U.N. chief peacekeeper Herve Ladsous said on Thursday there is "no plan B" for Syria, urging all parties to implement the plan brokered by U.N.-Arab League envoy Kofi Annan to stop the deadly violence.
Speaking to reporters as fighting raged across Syria between government troops and rebels, Ladsous said "everything should be done to reduce and put an end to the violence and that includes, of course, the use of heavy weapons by official forces."
"At the same time, everything should contribute to the political process. And there is one political process for the time being, that is the six-point plan of the Joint Special Envoy Kofi Annan.
"And as you know, and has been said time and again, there is no plan B. There is no alternative to that," he added.
Annan brokered a six-point peace plan in March calling for an inclusive political process, a ceasefire, humanitarian assistance, release of arbitrarily detained persons, freedom of movement for journalists, and to allow peaceful demonstrations.
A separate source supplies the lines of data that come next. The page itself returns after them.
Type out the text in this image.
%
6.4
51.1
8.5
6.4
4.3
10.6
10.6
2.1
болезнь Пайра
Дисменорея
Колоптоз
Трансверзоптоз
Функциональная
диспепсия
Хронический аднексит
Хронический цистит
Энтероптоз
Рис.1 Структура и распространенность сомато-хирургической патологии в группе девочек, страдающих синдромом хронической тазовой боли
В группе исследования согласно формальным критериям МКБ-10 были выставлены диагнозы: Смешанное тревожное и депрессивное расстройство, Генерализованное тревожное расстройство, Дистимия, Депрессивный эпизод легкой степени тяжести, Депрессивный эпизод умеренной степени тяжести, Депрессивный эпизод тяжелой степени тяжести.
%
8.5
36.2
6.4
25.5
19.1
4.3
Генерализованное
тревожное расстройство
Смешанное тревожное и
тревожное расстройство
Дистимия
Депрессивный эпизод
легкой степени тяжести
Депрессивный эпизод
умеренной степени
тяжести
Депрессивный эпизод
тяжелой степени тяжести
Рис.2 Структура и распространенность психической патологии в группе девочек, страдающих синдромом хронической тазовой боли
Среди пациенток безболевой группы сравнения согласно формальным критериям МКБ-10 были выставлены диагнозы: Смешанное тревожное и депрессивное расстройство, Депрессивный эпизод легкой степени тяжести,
The truce set for April 12 never took hold and the conflict has killed more than 19,000 people since it first erupted in March 2011, according to the Syrian Observatory for Human Rights.
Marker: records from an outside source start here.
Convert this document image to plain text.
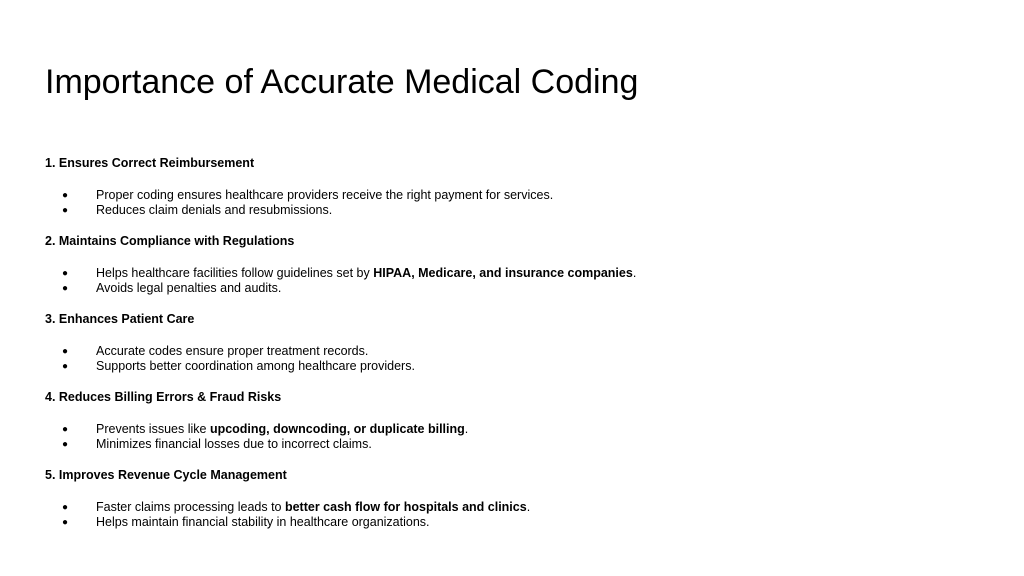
Importance of Accurate Medical Coding
1. Ensures Correct Reimbursement
● Proper coding ensures healthcare providers receive the right payment for services.
● Reduces claim denials and resubmissions.
2. Maintains Compliance with Regulations
● Helps healthcare facilities follow guidelines set by HIPAA, Medicare, and insurance companies.
● Avoids legal penalties and audits.
3. Enhances Patient Care
● Accurate codes ensure proper treatment records.
● Supports better coordination among healthcare providers.
4. Reduces Billing Errors & Fraud Risks
● Prevents issues like upcoding, downcoding, or duplicate billing.
● Minimizes financial losses due to incorrect claims.
5. Improves Revenue Cycle Management
● Faster claims processing leads to better cash flow for hospitals and clinics.
● Helps maintain financial stability in healthcare organizations.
"Syrians killing Syrians is something that should not continue," said Ladsous.
Ladsous also stressed that the United Nations would remain engaged in Syria, although on July 20 the Security Council voted to extend the mandate of an observer mission for a "final" 30 days.
"Contrary to what some of you have been thinking and writing, the U.N. is in no way packing and going home," Ladsous told reporters.
"We will try our best to contribute to find a solution," he said.
On Wednesday Ladsous said that half of the members of the 300-strong observer mission have left the country temporarily.
On Thursday he added that these members "will be recalled to duty" should circumstances change.